I always thought that "distressed" was just an adjective, but one day, it actually produced a tearing pain without any external force.
I paused for a while, and said with difficulty: "Yes, I should keep this secret for the rest of my life, at least I can still be your brother. Now you don't want to see me anymore, right?"
"I thought my attitude was obvious." Sheng Minou acted as if as long as I could leave, he wouldn't suggest anything worse.
I said, "Then why can you accept Qi Yang appearing by your side? Because you like him more, or because...he can satisfy your perverted desire?"
He squinted his eyes and asked me after a while, "What did you say?"
The voice is lower and more dangerous.
I'm teasing a beast's beard, I know I'm dying, but I can't stop.
"What Qi Yang can do, so can I. If monsters can only fall in love with monsters, then I will be a monster." I said calmly, revealing the utility knife that I had been carrying behind my back.
He looked at me and didn't stop.
"Monster..." he murmured, "so what are you going to do?
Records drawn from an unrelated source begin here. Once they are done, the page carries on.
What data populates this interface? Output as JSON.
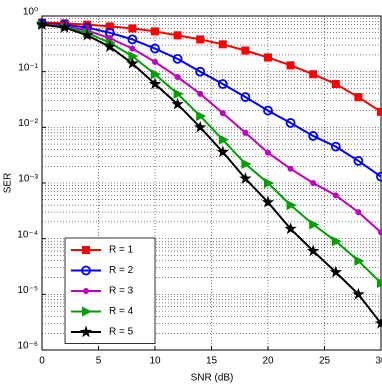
{
  "chart_data": {
    "type": "line",
    "x_label": "SNR (dB)",
    "y_label": "SER",
    "y_scale": "log",
    "grid": true,
    "legend_position": "lower left",
    "x": [
      0,
      2,
      4,
      6,
      8,
      10,
      12,
      14,
      16,
      18,
      20,
      22,
      24,
      26,
      28,
      30
    ],
    "xlim": [
      0,
      30
    ],
    "xticks": [
      0,
      5,
      10,
      15,
      20,
      25,
      30
    ],
    "ylim": [
      1e-06,
      1
    ],
    "yticks": [
      {
        "value": 1e-06,
        "label": "10⁻⁶"
      },
      {
        "value": 1e-05,
        "label": "10⁻⁵"
      },
      {
        "value": 0.0001,
        "label": "10⁻⁴"
      },
      {
        "value": 0.001,
        "label": "10⁻³"
      },
      {
        "value": 0.01,
        "label": "10⁻²"
      },
      {
        "value": 0.1,
        "label": "10⁻¹"
      },
      {
        "value": 1,
        "label": "10⁰"
      }
    ],
    "series": [
      {
        "name": "R = 1",
        "color": "#ff0000",
        "marker": "square",
        "values": [
          0.76,
          0.74,
          0.7,
          0.65,
          0.6,
          0.53,
          0.45,
          0.38,
          0.31,
          0.24,
          0.18,
          0.13,
          0.09,
          0.06,
          0.035,
          0.019
        ]
      },
      {
        "name": "R = 2",
        "color": "#0000ff",
        "marker": "circle",
        "values": [
          0.74,
          0.7,
          0.62,
          0.5,
          0.38,
          0.26,
          0.17,
          0.1,
          0.06,
          0.035,
          0.02,
          0.012,
          0.007,
          0.0045,
          0.0025,
          0.0013
        ]
      },
      {
        "name": "R = 3",
        "color": "#bf00bf",
        "marker": "dot",
        "values": [
          0.72,
          0.66,
          0.55,
          0.4,
          0.26,
          0.15,
          0.08,
          0.04,
          0.018,
          0.008,
          0.0035,
          0.0018,
          0.001,
          0.0006,
          0.0003,
          0.00013
        ]
      },
      {
        "name": "R = 4",
        "color": "#00a000",
        "marker": "triangle",
        "values": [
          0.7,
          0.64,
          0.5,
          0.33,
          0.19,
          0.09,
          0.04,
          0.016,
          0.006,
          0.0022,
          0.001,
          0.0004,
          0.00018,
          9e-05,
          4e-05,
          1.6e-05
        ]
      },
      {
        "name": "R = 5",
        "color": "#000000",
        "marker": "star",
        "values": [
          0.7,
          0.62,
          0.45,
          0.28,
          0.14,
          0.06,
          0.026,
          0.01,
          0.0036,
          0.0012,
          0.00045,
          0.00015,
          6e-05,
          2.5e-05,
          1e-05,
          3e-06
        ]
      }
    ]
  }
}
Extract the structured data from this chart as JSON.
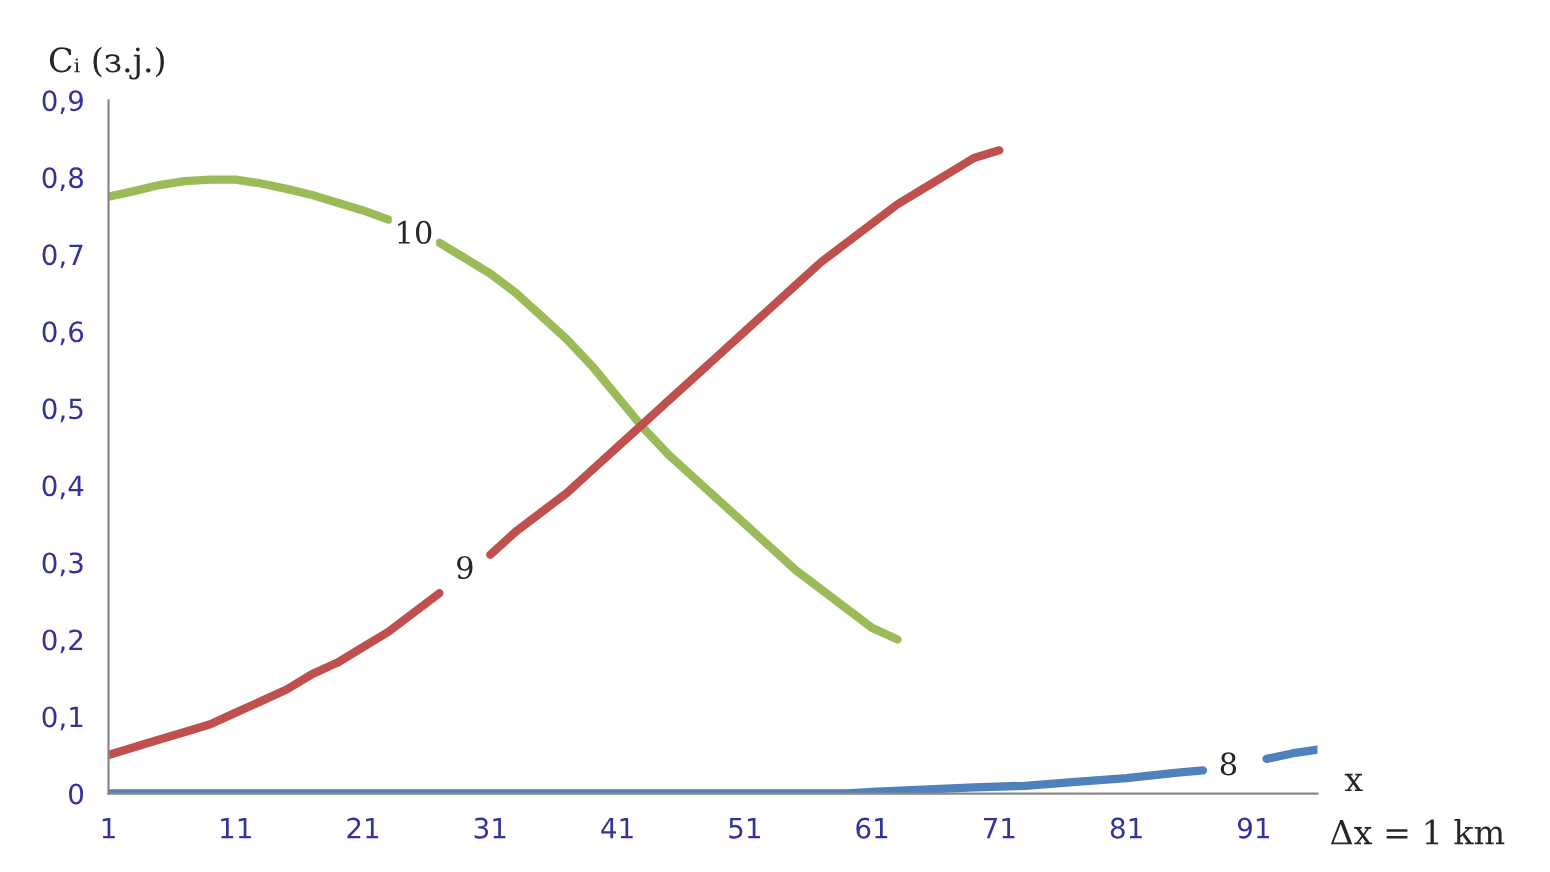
{
  "chart_data": {
    "type": "line",
    "ylabel": "Cᵢ (з.ј.)",
    "xlabel": "x",
    "xlim": [
      1,
      96
    ],
    "xticks": [
      1,
      11,
      21,
      31,
      41,
      51,
      61,
      71,
      81,
      91
    ],
    "ylim": [
      0,
      0.9
    ],
    "yticks": [
      0,
      {
        "value": 0.1,
        "label": "0,1"
      },
      {
        "value": 0.2,
        "label": "0,2"
      },
      {
        "value": 0.3,
        "label": "0,3"
      },
      {
        "value": 0.4,
        "label": "0,4"
      },
      {
        "value": 0.5,
        "label": "0,5"
      },
      {
        "value": 0.6,
        "label": "0,6"
      },
      {
        "value": 0.7,
        "label": "0,7"
      },
      {
        "value": 0.8,
        "label": "0,8"
      },
      {
        "value": 0.9,
        "label": "0,9"
      }
    ],
    "grid": false,
    "legend": false,
    "marker": "none",
    "line_style": "solid",
    "series": [
      {
        "color": "#9bbb59",
        "x": [
          1,
          3,
          5,
          7,
          9,
          11,
          13,
          15,
          17,
          19,
          21,
          23,
          25,
          27,
          29,
          31,
          33,
          35,
          37,
          39,
          41,
          43,
          45,
          47,
          49,
          51,
          53,
          55,
          57,
          59,
          61,
          63
        ],
        "values": [
          0.775,
          0.782,
          0.79,
          0.795,
          0.797,
          0.797,
          0.792,
          0.785,
          0.777,
          0.767,
          0.757,
          0.745,
          null,
          0.715,
          0.695,
          0.675,
          0.65,
          0.62,
          0.59,
          0.555,
          0.515,
          0.475,
          0.44,
          0.41,
          0.38,
          0.35,
          0.32,
          0.29,
          0.265,
          0.24,
          0.215,
          0.2
        ]
      },
      {
        "color": "#c0504d",
        "x": [
          1,
          3,
          5,
          7,
          9,
          11,
          13,
          15,
          17,
          19,
          21,
          23,
          25,
          27,
          29,
          31,
          33,
          35,
          37,
          39,
          41,
          43,
          45,
          47,
          49,
          51,
          53,
          55,
          57,
          59,
          61,
          63,
          65,
          67,
          69,
          71
        ],
        "values": [
          0.05,
          0.06,
          0.07,
          0.08,
          0.09,
          0.105,
          0.12,
          0.135,
          0.155,
          0.17,
          0.19,
          0.21,
          0.235,
          0.26,
          null,
          0.31,
          0.34,
          0.365,
          0.39,
          0.42,
          0.45,
          0.48,
          0.51,
          0.54,
          0.57,
          0.6,
          0.63,
          0.66,
          0.69,
          0.715,
          0.74,
          0.765,
          0.785,
          0.805,
          0.825,
          0.835
        ]
      },
      {
        "color": "#4f81bd",
        "x": [
          1,
          59,
          61,
          65,
          69,
          73,
          77,
          81,
          85,
          87,
          89,
          92,
          94,
          96
        ],
        "values": [
          0,
          0,
          0.002,
          0.005,
          0.008,
          0.01,
          0.015,
          0.02,
          0.027,
          0.03,
          null,
          0.045,
          0.052,
          0.057
        ]
      }
    ],
    "annotations": [
      {
        "text": "10",
        "x": 25,
        "y": 0.725
      },
      {
        "text": "9",
        "x": 29,
        "y": 0.29
      },
      {
        "text": "8",
        "x": 89,
        "y": 0.035
      },
      "Δx = 1 km"
    ]
  }
}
Kill me?"
I shook my head: "No, I want to be that cat." The cat that he loved and loved even after death. Sheng Minou was stunned for a moment, after I slashed his arm, he quickly understood what I meant, his eyes widened slightly, and the pupils shrank.
Blood gushed out of the wound in an instant and dripped onto the dirty ground. Looking at the little plum blossom-like blood stains on the ground, the long-term depression and irritability in my heart can be talked about in an instant. I finally know why so many people suffer from depression and self-harm. Although the symptoms are not cured, the pain can indeed be passed on.
Sheng Minou looked at the blood on the ground, and said in a very low voice: "Lu Feng, you idiot."
Before I could react, he rushed up and punched me, smashing my face to one side, and the utility knife fell from his hand because of the sudden attack. His fists and feet hit me mercilessly, he was like an enraged beast, losing his mind.
I fell to the ground and he put his knees on my back, grabbed my hair and smashed me to the ground.
"Brother... don't hit me anymore..." I begged for mercy, fear lingered in my body and mind, and made me admit my weakness, "If you hit me again, I'm going to die..."
I thought I could take it, but it was just a child's naive idea.
"Don't you just want to die?" He picked up my head, panted, and said with extreme hatred, "You want to be a 'monster'? It's up to you? Are you worthy?"
"I was wrong..." I hugged my head, my whole body was dizzy, "...I don't dare anymore."
Sheng Minou beat me to death. If I was only injured in the elementary level before, then his punches and kicks have basically crippled me.
After beating me, he exhaled a long breath, stood up, and seemed to relax a lot.
"Go back, I don't need another cat."
There was a rustle of paper rubbing against each other, and after a while, he stuffed a hundred dollars into my jacket and told me to take a taxi to the hospital by myself.
After the little stars all over my head subsided, I got up from the ground and didn't go to the hospital. I bought some gauze from a nearby pharmacy, and after the bleeding was basically stopped, I took a taxi and went home completely injured.
When I got home, my mother happened to be coming back from a late shift, which nearly gave her a heart attack. She checked my injury tremblingly and asked me why. I blamed all the blame on the senior seniors who had a grudge against me, saying that they were all beaten by gangsters.
My mother came to school aggressively the next day, and she insisted on an explanation from the teacher. Not long after, the senior was dismissed, and I haven't seen her since.